Red Bull Holden Racing Team manager Mark Dutton believes that pre-race parc ferme regulations will have a greater impact at Queensland Raceway than their first use at Symmons Plains.
Teams were subject to parc ferme conditions between the corresponding Armor All Qualifying session and each race of the Tyrepower Tasmania SuperSprint, which limited them to only minor preparatory work on cars.
That initiative, which was introduced on a trial basis, will also be rolled out at this weekend’s Century Batteries Ipswich SuperSprint, and now includes the stipulation that tyres may not be removed between qualifying and races, although pressures may still be adjusted.
While the concept was generally met positively at Symmons Plains, it arguably had only a minor influence on the racing.
However, Dutton expects that to change at Queensland Raceway due to the nature of the circuit and the Ipswich climate.
“It should,” he said when asked if it would have more of an impact than in Tasmania.

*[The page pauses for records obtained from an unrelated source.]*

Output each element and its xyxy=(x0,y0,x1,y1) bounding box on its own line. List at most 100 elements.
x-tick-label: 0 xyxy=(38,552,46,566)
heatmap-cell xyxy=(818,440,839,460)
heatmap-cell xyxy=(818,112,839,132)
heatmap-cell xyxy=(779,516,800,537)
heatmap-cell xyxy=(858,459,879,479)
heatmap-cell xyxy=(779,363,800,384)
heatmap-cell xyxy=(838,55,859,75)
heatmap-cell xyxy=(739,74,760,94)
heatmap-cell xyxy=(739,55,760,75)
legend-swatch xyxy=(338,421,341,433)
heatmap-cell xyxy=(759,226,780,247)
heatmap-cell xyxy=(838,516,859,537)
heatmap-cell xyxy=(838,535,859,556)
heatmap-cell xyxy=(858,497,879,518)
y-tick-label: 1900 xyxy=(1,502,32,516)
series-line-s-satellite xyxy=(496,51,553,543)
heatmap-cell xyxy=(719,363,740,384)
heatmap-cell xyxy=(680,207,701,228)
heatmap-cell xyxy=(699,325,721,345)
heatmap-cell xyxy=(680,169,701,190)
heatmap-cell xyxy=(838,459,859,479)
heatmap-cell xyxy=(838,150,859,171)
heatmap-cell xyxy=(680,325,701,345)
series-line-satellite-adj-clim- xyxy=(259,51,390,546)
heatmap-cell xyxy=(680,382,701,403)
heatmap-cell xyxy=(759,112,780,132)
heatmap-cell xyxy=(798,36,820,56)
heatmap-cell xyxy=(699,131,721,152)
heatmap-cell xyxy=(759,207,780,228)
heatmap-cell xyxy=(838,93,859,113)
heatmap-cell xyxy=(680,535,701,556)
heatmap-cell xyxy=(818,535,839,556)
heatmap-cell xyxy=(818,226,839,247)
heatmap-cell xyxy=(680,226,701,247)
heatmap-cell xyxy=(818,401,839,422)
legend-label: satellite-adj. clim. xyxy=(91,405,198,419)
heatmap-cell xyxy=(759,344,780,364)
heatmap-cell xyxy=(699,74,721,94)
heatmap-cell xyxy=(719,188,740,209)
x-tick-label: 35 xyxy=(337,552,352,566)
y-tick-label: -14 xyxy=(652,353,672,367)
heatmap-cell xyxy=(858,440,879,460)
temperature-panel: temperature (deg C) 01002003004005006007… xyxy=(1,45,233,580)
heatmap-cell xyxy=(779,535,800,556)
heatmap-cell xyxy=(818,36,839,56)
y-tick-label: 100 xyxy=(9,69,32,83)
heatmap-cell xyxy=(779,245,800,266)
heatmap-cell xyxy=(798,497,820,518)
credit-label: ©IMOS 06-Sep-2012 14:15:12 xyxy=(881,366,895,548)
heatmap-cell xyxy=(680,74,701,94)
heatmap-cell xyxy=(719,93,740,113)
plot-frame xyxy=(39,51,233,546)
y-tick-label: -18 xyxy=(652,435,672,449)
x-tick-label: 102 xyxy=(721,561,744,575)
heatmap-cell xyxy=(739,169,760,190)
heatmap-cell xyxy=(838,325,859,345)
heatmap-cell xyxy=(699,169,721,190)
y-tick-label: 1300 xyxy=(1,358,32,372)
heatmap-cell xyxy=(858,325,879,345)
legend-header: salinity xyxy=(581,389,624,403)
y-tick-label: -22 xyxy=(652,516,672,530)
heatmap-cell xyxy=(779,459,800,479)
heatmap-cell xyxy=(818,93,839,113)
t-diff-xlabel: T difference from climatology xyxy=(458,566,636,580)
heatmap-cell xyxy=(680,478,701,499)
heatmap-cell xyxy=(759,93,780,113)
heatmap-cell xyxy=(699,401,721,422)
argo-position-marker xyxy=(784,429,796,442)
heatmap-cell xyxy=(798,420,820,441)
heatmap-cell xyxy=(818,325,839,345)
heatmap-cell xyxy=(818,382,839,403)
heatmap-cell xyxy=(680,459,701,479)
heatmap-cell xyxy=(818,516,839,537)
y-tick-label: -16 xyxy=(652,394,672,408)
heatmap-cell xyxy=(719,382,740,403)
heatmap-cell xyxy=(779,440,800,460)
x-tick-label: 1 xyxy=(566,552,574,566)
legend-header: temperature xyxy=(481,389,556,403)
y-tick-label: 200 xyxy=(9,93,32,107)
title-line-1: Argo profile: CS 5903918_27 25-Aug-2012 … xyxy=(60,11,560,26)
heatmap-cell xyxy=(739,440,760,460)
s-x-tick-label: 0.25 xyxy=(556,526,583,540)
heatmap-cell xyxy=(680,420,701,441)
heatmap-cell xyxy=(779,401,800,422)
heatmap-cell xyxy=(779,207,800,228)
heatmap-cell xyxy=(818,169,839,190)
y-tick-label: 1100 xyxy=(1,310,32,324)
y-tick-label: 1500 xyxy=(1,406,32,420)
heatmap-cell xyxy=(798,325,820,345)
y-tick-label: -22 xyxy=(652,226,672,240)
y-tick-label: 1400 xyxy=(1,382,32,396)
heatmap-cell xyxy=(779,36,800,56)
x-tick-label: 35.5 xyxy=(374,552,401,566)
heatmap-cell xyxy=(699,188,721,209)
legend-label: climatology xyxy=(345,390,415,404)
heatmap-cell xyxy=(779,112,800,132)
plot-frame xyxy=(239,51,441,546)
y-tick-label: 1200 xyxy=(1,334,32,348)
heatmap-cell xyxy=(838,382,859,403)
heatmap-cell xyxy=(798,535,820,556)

“Symmons is quite gentle on tyres, cool conditions. QR can be cool this time of year, not as cool as Symmons usually.
“I think you’ll see teams not able to be as aggressive as they were at Symmons.
“They’ve also increased the lock-down of what you can and can’t do with tyres, that’s a big deal as well.
“I think it’ll have a big effect.”
Although the key change to the supplementary regulations at Queensland Raceway is the prohibition of changing tyres after qualifying, Dutton expects that addition to not have a significant impact.
“Not massively, I think it’s just smart from Supercars, they’re just trying to make it easier to regulate the rule,” he ventured.
“There’s no point putting rules in if you can’t regulate it.”
Imposition of parc ferme requires crews to compromise car set-up in either or both of qualifying and racing, the former of which would normally see more aggressive settings.
Dutton stressed the significance of tyre cambers in considering how to optimise a set-up for both types of sessions.
“Camber gives you lap time pretty much everywhere,” he noted.
“It is camber, that’s the big one everyone will be tuning, but it’s also the rest of your set-up, how aggressive you go.
“But camber is usually the big focus, mainly because, if you have aggressive spring rates for qualifying, it generally doesn’t blow the tyres if you get it wrong in the race.
“You might lose your lap time, but it generally is not a catastrophic failure, whereas too aggressive with camber definitely can be.”
The Dunlop Super2 Series was also to have had its own parc ferme procedures for Round 4 of its 2019 season at Queensland Raceway.
That idea was called off after it was decided that the complete lack of previous racing with Car of the Future-specification vehicles at the circuit would disadvantage teams which do not test in Ipswich.
Triple Eight fields VF Commodores in Super2 for Kurt Kostecki and Brenton Grove, but Dutton believes that the backflip is a sensible one due to the developmental nature of the series.
“With younger and less experienced drivers, you probably want to give them more opportunity to change,” he reasoned.
“I think it’s smart that they haven’t tied it down.
“You’ve got to look at what it’s trying to do. Is it trying to be a sporting rule to spice things up, or is it trying to save personnel from being so heavily under the pump between sessions?
“I think for us, it can be a benefit for giving the crew more time to do less.
“Because you’re tied down you can’t change as much, so your prep for the races becomes easier and the fact with parc ferme, the checks you’re allowed to do, you can do them when it’s in parc ferme.
“So that’s an added benefit for the crews in our game. I think that’s the right call to postpone the DS2.”
Super2 and Supercars Championship will have their first practice sessions of the weekend today at 1005 and 1135 local time/AEST respectively.